Изменить размер шрифта - +
Лет было Акинфию под сорок, но еще ни один седой волос не пробился ни на голове, ни в короткой курчавой бороде.

— Живем, Илюха! — весело воскликнул Куликов и поднял над головой большого глухаря с черно-бурыми крыльями, темной спинкой и зеленовато-серой грудкой. — О, у тебя и костер готов! Важно! Похлебку варить будем. Ты ощипывай птицу, а я шалашом займусь.

Когда у Ильи закипело варево, Акинфий уже заканчивал шалаш из жердей. Он накрывал его мелкими еловыми ветками, так плотно уложенными, что сквозь них не должна была пробиться ни одна капля дождя.

— Чего стараешься, дядя Акинфий, — лениво заметил Илья. — Как-нибудь прокоротаем время.

— Эх, Илюха, зелен ты еще, — добродушно отозвался Акинфий. — Всякое дело на совесть делать надо. «Прокоротаем время»! А коли дождь? Осенняя ночь долга, мокрый продрогнешь, как собака. А и уйдем мы завтра, наш шалаш долго еще будет служить добрым людям, рыболовам да охотникам.

Илья Марков застыдился и, снимая котелок с огня, молвил:

— На все у тебя, дядя Акинфий, правильный ответ есть.

— Меня, паренек, жизнь умудрила. Вот я к тебе все приглядывался и вижу: хоть у тебя и бродит еще ветерок в голове, а человек ты надежный, и можно тебе открыться. Так слушай же…

И пока беглецы ели похлебку и глухариное мясо и потом лежали в шалаше, ручейком лилась неторопливая речь Акинфия Куликова под мерный стук капель по еловой крыше шалаша (дождь таки разошелся на ночь!).

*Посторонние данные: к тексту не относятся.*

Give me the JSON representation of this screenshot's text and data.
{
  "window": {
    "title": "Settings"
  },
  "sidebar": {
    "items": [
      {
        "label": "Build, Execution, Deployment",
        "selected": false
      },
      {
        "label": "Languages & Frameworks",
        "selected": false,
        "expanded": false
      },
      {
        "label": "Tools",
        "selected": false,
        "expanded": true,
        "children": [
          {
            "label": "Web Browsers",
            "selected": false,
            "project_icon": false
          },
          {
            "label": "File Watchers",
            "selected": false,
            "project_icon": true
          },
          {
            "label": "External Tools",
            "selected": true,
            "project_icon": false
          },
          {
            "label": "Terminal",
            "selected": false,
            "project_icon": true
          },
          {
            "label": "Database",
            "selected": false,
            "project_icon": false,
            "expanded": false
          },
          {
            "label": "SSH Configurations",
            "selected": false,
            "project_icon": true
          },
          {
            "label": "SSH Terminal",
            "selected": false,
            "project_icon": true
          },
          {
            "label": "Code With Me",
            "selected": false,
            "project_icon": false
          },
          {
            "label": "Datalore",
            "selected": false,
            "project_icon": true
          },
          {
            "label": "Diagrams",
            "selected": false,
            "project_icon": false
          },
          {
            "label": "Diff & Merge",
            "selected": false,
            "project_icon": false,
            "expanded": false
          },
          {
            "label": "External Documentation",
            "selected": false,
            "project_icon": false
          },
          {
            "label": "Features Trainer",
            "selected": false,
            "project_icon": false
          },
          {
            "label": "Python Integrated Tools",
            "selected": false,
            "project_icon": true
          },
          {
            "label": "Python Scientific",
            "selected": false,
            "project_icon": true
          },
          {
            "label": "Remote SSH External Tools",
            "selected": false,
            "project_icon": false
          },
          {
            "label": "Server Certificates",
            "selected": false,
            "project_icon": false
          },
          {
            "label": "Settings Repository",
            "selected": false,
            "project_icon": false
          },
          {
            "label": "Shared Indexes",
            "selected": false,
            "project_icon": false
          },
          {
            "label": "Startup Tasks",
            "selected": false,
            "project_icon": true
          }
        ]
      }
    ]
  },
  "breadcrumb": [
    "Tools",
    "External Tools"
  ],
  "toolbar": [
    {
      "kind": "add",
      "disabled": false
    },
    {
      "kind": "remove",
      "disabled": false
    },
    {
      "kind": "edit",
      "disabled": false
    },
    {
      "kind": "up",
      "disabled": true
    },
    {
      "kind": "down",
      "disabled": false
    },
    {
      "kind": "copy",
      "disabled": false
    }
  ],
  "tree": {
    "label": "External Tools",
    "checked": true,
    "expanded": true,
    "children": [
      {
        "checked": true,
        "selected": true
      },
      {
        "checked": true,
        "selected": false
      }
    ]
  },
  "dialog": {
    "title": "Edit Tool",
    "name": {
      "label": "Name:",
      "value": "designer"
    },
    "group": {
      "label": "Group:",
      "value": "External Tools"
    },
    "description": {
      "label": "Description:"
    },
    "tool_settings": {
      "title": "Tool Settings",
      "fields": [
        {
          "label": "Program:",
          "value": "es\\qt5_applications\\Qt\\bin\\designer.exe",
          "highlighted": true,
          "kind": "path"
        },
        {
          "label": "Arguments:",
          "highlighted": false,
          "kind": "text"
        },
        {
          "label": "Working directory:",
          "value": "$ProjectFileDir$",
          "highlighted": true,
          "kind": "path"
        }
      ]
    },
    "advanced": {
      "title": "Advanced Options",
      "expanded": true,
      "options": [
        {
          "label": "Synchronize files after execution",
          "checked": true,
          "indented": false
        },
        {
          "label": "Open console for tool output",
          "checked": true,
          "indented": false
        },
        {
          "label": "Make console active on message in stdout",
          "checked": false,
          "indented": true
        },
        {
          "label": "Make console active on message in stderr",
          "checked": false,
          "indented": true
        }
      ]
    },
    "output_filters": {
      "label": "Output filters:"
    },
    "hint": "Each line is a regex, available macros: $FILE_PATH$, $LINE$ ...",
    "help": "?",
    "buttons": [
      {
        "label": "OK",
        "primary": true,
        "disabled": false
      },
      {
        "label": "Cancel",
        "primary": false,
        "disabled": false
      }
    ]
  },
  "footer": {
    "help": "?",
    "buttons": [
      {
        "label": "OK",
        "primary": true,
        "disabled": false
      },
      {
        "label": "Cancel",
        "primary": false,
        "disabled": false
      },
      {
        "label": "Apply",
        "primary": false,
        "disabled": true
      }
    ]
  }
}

— Родом я малоярославецкий, — начал свой рассказ Акинфий, — из деревни Староселье, бояр Лопухиных…

— Это не тех ли, что царевы родичи? — перебил Илья.

— Их самых, — подтвердил Акинфий. — Жена царева Авдотья Федоровна нашему господину Василью Абрамычу родная племянница… Покудова царь не женился на этой самой Авдотье, лопухинский род смирно сидел на своих поместьях, и тяготу от них мужики несли хоть и большую, одначе терпеть можно было. Ну, а после свадьбы Авдотьиной — чисто осатанели!

— А это почему бы так, дядя Акинфий?

— Да как же: в большие люди вышли! Кого в бояре пожаловали, кого в окольничьи. Надо же себя показать! Тут тебе и новые кареты занадобились, и шубы собольи, и золотая да серебряная посуда — пиры пошли каждый вечер, а утром опохмелки. Добыть-то деньги на всю эту роскошь откудова? Ясно — мужику отдуваться! Начали с нашего брата три шкуры драть.

Скажу про свою семью. Батька мой Семен в старостах ходил. Хоть и перевалило ему за шестьдесят годков, одначе могутной был старик и хрестьянскую работу почище молодого нес. Сынов я у него один, а еще три девки, так за нашим двором всего два тягла считалось…

— А что это такое — тягло, дядя Акинфий?

— Да, ведь ты человек городской, тебе это неведомо… Тягло, это — ну оброк, что ли, подать… Ну, все, что хрестьянский двор должон помещику отдать: сколько деньгами, сколько хлебом али там опять мясом, птицей, холстами…

— Понял, дядюшка Акинфий!

— Нашему двору еще легче других жилось, потому девки в нашей семье здоровенные, работящие, и много от них в дом шло. Баба моя, Настасья, тоже не сидела сложа руки. Но и то стонали мы все от работы, а про других сельчан, что безлошадные да едоков полон двор, и говорить не приходилось. Батька мой Семен, не в пример прочим иным старостам, мирским человеком себя почитал. За народ, значит, стоял до последнего. — Акинфий смахнул с глаз скупую слезу.

— Он, стало быть, сгиб? — робко спросил Илья.

— Слушай, все узнаешь. Вот терпели мы, терпели годов, почитай, шесть, управителю в ноги кланялись, и все без толку.